To reiterate: while white space increased 8.3 percent over a year, the requirement for power increased 63.3 percent over the same period.

Then came this statistic, which appears on its surface to be a head-scratcher: “Surprisingly, concern as to power availability and cost – both of which have been constant topics in the media and data center professional groups in recent years – is actually down on a global basis,” Hayes said.

She then offered a cure for the head-scratching: “This is explained in part by the increasing representation amongst the sample of companies in less developed markets where power requirements are smaller and so less constrained than in mature markets. Also in part by efficiency and other strategies put in place by data center companies over the past 12 months to mitigate against increased power costs and to overcome issues to do with availability.”

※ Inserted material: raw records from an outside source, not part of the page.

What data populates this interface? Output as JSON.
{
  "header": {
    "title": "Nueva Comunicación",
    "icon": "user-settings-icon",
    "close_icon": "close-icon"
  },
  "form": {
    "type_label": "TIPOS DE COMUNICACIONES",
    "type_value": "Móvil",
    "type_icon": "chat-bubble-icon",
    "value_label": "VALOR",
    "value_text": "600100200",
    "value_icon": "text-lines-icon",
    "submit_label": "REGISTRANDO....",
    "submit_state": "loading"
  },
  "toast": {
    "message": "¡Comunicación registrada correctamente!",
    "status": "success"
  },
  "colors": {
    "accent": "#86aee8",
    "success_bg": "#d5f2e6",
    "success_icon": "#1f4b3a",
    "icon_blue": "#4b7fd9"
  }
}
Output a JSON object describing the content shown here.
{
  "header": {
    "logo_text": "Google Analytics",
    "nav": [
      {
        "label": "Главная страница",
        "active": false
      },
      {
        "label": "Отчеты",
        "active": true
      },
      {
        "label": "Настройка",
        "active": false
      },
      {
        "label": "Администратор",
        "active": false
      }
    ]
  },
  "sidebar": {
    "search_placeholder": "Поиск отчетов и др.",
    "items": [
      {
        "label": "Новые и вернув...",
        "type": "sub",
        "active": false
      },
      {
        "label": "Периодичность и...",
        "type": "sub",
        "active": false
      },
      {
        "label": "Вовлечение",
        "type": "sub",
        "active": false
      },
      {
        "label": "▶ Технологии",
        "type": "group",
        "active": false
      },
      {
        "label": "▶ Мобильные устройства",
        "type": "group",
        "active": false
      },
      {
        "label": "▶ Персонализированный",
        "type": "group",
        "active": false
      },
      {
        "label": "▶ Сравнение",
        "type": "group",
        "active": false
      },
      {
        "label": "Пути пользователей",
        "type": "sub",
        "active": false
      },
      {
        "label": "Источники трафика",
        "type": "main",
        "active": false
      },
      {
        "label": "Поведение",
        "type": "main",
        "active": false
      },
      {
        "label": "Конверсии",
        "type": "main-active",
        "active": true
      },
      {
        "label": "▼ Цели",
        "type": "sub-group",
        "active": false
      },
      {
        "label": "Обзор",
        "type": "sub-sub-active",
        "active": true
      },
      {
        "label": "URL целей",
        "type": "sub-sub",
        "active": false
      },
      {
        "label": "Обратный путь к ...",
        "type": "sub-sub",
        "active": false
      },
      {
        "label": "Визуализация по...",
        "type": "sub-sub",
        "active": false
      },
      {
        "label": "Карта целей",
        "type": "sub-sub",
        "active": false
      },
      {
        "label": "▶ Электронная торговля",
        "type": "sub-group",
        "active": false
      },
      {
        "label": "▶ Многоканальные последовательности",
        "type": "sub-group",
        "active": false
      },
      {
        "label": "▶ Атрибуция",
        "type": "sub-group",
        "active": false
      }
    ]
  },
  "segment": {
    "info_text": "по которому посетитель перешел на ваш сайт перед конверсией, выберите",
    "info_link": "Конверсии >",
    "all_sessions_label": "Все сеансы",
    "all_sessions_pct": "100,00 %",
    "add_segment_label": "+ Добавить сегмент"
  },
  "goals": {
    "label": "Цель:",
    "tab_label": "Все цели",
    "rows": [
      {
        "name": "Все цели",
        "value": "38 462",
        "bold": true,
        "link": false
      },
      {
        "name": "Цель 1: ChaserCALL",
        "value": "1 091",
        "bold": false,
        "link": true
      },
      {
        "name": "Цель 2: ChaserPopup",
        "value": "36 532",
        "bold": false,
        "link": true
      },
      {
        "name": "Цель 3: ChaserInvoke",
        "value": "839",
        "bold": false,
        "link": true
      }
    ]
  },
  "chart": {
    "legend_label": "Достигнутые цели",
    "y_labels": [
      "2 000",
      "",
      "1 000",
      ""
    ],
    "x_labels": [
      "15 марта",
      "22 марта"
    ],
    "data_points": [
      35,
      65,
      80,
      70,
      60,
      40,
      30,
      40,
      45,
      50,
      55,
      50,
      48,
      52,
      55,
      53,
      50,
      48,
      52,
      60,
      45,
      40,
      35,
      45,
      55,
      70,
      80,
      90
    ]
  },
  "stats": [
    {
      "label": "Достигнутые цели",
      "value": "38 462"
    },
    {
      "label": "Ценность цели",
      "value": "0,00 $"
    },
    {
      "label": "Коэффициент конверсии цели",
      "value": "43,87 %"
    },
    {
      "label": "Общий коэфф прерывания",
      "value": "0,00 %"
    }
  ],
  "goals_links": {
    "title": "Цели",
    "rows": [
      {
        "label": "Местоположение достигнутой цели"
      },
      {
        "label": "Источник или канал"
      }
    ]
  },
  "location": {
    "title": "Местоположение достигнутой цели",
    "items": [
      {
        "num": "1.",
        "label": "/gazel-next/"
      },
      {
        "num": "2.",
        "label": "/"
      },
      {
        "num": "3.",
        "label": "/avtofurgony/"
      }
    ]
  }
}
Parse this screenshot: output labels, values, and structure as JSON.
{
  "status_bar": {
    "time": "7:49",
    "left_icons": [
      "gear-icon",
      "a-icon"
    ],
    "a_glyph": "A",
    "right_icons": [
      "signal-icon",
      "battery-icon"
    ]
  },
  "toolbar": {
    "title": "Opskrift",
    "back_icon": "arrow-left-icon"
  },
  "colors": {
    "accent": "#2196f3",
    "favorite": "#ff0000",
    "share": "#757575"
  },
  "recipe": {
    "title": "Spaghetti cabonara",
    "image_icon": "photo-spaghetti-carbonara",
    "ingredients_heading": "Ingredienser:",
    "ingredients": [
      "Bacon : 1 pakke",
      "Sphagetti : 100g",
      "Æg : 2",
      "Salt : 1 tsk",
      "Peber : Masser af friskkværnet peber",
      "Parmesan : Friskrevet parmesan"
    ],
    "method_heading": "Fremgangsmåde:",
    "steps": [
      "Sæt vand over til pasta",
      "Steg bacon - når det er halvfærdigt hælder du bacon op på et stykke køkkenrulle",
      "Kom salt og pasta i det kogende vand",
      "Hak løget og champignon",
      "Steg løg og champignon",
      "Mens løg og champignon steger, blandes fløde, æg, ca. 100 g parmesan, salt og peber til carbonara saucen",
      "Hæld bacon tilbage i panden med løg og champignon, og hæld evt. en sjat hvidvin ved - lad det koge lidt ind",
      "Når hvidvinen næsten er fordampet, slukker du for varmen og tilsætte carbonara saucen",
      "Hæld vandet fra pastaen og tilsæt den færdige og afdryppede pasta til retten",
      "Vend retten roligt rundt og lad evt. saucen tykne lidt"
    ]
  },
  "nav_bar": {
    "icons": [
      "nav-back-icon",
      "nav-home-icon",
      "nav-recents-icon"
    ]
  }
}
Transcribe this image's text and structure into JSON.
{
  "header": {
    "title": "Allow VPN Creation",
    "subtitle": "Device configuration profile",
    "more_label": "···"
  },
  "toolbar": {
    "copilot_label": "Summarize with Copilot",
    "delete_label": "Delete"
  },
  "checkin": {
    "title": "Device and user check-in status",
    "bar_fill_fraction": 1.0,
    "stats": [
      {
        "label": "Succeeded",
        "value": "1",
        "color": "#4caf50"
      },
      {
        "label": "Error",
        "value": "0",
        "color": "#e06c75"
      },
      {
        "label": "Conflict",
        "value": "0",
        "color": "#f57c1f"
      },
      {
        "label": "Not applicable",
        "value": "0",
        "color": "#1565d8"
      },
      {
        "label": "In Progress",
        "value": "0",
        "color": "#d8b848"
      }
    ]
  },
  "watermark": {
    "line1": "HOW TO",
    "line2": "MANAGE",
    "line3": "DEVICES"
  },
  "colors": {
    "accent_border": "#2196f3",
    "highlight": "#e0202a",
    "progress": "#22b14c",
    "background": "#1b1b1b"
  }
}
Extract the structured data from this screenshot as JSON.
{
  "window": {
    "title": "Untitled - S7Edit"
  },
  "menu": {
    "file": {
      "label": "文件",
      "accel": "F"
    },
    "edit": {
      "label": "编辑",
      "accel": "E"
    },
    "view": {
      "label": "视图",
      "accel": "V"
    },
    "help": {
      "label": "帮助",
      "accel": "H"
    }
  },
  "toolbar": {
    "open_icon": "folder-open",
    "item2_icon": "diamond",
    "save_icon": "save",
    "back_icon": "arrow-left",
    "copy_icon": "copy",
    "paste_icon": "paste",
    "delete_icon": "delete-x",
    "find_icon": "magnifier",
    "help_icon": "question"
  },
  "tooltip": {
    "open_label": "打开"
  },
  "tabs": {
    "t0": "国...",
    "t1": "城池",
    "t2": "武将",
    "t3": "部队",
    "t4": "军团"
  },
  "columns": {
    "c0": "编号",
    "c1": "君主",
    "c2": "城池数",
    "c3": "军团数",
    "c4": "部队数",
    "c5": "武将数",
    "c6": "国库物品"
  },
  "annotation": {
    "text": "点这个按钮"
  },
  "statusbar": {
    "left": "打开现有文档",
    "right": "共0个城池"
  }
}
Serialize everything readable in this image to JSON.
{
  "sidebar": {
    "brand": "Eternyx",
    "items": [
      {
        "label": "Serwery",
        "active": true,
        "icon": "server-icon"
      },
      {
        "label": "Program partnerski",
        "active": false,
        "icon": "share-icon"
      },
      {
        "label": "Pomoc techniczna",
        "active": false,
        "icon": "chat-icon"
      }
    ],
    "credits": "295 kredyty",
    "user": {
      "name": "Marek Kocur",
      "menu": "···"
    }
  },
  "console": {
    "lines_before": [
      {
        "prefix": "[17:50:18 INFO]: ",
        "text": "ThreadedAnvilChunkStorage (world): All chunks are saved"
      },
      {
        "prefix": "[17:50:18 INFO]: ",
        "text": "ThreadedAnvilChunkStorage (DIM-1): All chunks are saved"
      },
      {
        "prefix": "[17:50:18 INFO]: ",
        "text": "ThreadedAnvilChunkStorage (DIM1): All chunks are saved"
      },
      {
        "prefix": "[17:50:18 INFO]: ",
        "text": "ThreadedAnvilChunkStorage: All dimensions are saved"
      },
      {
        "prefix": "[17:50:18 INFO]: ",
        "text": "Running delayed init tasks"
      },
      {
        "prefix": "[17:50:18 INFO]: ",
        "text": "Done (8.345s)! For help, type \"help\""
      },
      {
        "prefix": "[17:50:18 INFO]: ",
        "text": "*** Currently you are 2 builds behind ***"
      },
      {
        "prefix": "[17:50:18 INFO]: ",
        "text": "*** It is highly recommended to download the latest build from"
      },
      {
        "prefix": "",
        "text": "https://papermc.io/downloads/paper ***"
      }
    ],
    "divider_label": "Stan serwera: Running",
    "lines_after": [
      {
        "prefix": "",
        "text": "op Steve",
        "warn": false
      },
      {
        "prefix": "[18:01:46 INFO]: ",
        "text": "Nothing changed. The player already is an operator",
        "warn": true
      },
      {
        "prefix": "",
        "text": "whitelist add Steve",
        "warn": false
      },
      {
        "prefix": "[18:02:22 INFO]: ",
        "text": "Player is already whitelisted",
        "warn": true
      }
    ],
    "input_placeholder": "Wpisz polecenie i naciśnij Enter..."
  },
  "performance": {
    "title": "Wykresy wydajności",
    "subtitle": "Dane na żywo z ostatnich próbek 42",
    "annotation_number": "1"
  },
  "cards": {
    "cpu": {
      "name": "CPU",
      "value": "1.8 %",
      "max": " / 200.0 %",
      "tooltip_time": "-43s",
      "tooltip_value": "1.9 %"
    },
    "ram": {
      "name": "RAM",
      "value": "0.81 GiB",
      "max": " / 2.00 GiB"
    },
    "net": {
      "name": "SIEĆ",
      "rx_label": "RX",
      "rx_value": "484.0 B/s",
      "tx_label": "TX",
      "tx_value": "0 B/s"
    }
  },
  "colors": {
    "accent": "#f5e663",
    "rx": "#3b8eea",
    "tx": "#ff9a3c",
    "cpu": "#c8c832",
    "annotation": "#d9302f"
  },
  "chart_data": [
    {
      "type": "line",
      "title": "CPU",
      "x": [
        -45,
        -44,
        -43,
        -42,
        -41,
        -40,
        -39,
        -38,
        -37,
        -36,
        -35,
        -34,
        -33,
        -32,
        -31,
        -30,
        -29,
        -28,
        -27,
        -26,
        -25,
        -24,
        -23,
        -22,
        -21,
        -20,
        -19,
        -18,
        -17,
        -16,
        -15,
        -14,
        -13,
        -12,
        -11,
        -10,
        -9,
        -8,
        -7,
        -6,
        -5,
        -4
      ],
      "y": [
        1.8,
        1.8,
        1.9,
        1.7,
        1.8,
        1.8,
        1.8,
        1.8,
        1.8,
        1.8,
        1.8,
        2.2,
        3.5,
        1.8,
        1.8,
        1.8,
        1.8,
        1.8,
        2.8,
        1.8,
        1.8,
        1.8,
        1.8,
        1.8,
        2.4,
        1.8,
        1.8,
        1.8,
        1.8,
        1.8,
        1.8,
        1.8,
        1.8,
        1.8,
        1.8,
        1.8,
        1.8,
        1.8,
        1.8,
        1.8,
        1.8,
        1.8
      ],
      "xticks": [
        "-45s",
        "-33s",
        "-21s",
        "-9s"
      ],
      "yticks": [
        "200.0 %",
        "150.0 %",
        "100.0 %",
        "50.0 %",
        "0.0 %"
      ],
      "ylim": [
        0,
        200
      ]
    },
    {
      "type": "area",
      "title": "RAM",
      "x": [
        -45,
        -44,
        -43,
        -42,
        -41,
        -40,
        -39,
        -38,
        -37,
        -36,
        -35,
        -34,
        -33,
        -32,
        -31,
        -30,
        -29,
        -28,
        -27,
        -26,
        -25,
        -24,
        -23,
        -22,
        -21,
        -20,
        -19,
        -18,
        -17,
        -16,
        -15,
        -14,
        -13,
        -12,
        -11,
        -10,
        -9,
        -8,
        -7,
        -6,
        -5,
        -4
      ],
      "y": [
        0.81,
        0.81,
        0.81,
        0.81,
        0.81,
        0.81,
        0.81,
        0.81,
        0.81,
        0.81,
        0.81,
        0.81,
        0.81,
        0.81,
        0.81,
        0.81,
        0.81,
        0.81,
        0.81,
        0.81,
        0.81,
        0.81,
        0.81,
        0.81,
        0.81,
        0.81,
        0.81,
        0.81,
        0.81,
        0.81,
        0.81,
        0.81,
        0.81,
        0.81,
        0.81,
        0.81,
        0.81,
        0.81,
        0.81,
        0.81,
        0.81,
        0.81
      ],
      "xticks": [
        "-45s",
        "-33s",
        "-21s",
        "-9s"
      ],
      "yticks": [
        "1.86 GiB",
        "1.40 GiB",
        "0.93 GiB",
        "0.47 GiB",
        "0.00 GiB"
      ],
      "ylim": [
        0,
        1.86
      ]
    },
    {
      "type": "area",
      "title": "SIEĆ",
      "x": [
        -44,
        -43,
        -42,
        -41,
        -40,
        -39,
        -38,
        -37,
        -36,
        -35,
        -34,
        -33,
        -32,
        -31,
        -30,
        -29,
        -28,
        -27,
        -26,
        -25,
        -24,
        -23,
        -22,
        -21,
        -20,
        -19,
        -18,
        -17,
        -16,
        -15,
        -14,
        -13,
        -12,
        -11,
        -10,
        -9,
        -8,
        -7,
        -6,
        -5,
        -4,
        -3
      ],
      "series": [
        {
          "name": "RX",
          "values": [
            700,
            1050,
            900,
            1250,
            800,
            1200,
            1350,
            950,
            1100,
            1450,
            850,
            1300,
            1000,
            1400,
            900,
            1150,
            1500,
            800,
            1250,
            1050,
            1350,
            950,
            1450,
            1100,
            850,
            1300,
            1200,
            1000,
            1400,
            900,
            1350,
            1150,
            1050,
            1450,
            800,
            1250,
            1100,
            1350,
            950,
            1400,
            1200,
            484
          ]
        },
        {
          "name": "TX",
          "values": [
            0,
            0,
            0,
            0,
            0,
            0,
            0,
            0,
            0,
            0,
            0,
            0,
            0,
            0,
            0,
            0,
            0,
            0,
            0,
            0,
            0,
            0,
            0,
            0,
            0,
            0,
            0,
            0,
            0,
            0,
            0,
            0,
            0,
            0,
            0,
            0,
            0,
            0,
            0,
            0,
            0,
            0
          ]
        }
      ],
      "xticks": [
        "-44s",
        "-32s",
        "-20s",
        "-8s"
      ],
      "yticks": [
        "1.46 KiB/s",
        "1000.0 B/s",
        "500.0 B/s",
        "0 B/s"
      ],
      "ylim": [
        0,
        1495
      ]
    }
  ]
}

The census also found that outsourcing, and particularly colocation, increased significantly from $16 billion to $21 billion – a 31.3-percent jump – over the past year “and is projected to continue with a further $5-billion increase into 2013,” DCD Intelligence said.

The North American market’s 14-percent growth can be considered modest when compared to other global regions, DCD Intelligence explained, but Hayes put the figures into perspective. “It should be remembered that this market is a far more mature one than other regions and so growth levels will naturally be lower than in the developing markets. For example although investment in Latin America has grown by 31.4 percent over the same period, the total amount invested is $13.8 billion compared to North America, where the investment over the past 12 months is estimated to be $44.1 billion. The economic impact has however had a slight impact on IT and in particular data center spend with companies being more cautious than in previous years with regards to where investments are made.”

On North American power consumption, DCD Intelligence points out that requirements grew by 5.3 percent over the year. “Figures from the census relating to power usage awareness, carbon emissions monitoring and overall energy monitoring are also positive in the region, showing a growing commitment to reducing energy costs and addressing high PUE ratios.”